Joining federations will help practices cope with the high volume of work that trusts are pushing into community settings, Northern Ireland GPC chair Dr Tom Black has said.
Speaking at the annual conference of Northern Ireland LMCs in Newcastle, County Down, at the weekend, Dr Black said that federations can co-ordinate management of the workload and integrate with out-of-hours services and emergency departments to make sure patients receive good quality care.
Federations can also develop innovative services for frail older people, nursing home patients and those with complex needs, said Dr Black
He explained: ‘There has been an uncontrolled shift of work out of hospitals into primary care as part of the Transforming Your Care strategy. This transfer should have been planned, agreed and resourced but trusts are taking the opportunity to dump any work they can onto practices without any funding.’

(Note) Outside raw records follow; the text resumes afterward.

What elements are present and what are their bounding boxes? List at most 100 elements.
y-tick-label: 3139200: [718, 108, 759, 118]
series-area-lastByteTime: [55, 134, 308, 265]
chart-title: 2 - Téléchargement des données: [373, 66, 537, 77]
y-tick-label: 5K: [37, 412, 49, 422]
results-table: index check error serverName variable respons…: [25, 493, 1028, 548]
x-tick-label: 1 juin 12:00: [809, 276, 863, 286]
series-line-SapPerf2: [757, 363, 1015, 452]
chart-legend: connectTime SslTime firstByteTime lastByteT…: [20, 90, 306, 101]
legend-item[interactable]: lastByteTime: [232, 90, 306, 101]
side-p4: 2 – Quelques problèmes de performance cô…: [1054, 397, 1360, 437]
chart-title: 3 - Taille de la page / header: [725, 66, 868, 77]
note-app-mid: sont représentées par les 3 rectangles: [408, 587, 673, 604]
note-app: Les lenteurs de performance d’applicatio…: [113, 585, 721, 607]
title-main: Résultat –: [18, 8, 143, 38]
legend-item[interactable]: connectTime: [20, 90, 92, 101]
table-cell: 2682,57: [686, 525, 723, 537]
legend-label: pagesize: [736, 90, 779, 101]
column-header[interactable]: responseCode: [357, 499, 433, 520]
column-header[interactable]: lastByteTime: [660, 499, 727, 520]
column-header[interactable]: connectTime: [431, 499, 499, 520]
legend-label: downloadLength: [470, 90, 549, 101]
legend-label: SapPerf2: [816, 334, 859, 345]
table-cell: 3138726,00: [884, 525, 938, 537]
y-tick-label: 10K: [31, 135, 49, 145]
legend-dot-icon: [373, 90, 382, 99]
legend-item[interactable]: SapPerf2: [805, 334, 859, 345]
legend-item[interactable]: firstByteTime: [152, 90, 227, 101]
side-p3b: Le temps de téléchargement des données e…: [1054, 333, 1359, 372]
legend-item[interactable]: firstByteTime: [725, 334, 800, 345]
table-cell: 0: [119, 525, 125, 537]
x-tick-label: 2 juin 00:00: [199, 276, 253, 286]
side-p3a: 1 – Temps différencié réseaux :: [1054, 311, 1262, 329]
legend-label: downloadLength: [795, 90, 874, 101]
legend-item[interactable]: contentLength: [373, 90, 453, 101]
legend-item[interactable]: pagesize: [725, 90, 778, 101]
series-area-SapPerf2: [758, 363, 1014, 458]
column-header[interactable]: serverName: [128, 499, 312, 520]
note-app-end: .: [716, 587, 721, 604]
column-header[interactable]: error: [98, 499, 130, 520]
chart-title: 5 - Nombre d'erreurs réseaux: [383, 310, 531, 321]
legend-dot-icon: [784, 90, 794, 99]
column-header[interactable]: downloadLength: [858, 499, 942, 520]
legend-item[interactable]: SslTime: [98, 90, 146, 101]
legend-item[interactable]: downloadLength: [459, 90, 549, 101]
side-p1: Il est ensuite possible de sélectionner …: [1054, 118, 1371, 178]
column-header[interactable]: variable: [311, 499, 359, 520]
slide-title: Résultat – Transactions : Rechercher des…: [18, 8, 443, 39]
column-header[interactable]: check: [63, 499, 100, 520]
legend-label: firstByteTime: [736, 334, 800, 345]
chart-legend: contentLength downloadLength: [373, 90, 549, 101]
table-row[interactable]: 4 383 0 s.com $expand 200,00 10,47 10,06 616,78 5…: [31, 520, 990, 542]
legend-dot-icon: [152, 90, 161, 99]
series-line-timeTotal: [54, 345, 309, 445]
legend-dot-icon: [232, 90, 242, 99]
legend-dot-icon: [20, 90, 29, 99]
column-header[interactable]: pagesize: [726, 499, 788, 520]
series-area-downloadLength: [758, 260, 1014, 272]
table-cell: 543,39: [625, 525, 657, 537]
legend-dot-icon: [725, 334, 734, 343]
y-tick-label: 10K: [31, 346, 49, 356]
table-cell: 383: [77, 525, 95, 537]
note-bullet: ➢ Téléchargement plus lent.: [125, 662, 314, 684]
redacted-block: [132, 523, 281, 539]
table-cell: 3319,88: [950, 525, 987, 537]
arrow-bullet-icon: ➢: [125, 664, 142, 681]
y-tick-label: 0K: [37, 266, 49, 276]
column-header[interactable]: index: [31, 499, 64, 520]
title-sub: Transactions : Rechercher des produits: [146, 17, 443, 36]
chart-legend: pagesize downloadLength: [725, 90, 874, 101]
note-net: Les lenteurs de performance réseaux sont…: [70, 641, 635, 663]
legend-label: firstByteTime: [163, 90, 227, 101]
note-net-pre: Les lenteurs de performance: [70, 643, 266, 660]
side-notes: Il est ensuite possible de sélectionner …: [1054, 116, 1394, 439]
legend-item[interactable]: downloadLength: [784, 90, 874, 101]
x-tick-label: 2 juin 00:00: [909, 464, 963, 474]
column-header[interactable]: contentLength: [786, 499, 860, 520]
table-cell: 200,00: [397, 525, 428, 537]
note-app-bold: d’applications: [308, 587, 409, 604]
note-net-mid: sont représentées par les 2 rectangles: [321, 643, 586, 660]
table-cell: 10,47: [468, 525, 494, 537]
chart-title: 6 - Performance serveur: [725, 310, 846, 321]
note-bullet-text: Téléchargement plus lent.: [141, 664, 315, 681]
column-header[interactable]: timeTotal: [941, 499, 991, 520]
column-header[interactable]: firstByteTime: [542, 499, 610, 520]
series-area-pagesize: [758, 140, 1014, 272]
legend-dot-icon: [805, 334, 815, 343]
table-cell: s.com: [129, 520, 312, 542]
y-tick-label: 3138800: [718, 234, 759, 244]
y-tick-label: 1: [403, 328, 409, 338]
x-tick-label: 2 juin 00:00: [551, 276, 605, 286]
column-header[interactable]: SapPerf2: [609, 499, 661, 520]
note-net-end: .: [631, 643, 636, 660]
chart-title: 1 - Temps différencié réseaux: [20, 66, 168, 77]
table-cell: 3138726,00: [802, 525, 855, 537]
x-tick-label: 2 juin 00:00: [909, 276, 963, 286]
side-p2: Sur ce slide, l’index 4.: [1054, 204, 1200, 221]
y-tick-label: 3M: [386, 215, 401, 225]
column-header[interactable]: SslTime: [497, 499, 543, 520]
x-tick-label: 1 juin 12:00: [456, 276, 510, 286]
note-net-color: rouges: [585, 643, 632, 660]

The GPC wants to develop a network of GP federations in Northern Ireland this year, with most up and running within six months.
Dr Black added: ‘We expect there will be up to five federations in each of the four LMC areas. Local federations will seek funding for the appropriate transfer of work out of the trusts, especially if staff need to move with the work.’
‘We are not only talking about doctors but will also make increased funding of community nurses as a priority, as we need to have fully staffed primary care teams. We will also develop prescribing budgets for GP federations, with savings ploughed back into primary care.’
The Northern Ireland Government announced last week that GPs will be given a 1% pay uplift, exceeding their counterparts across the UK.
As part of the contract agreement, 263 points will be removed from the QOF, which equates to an extra £13m being transferred to the Global Sum equivalent pot.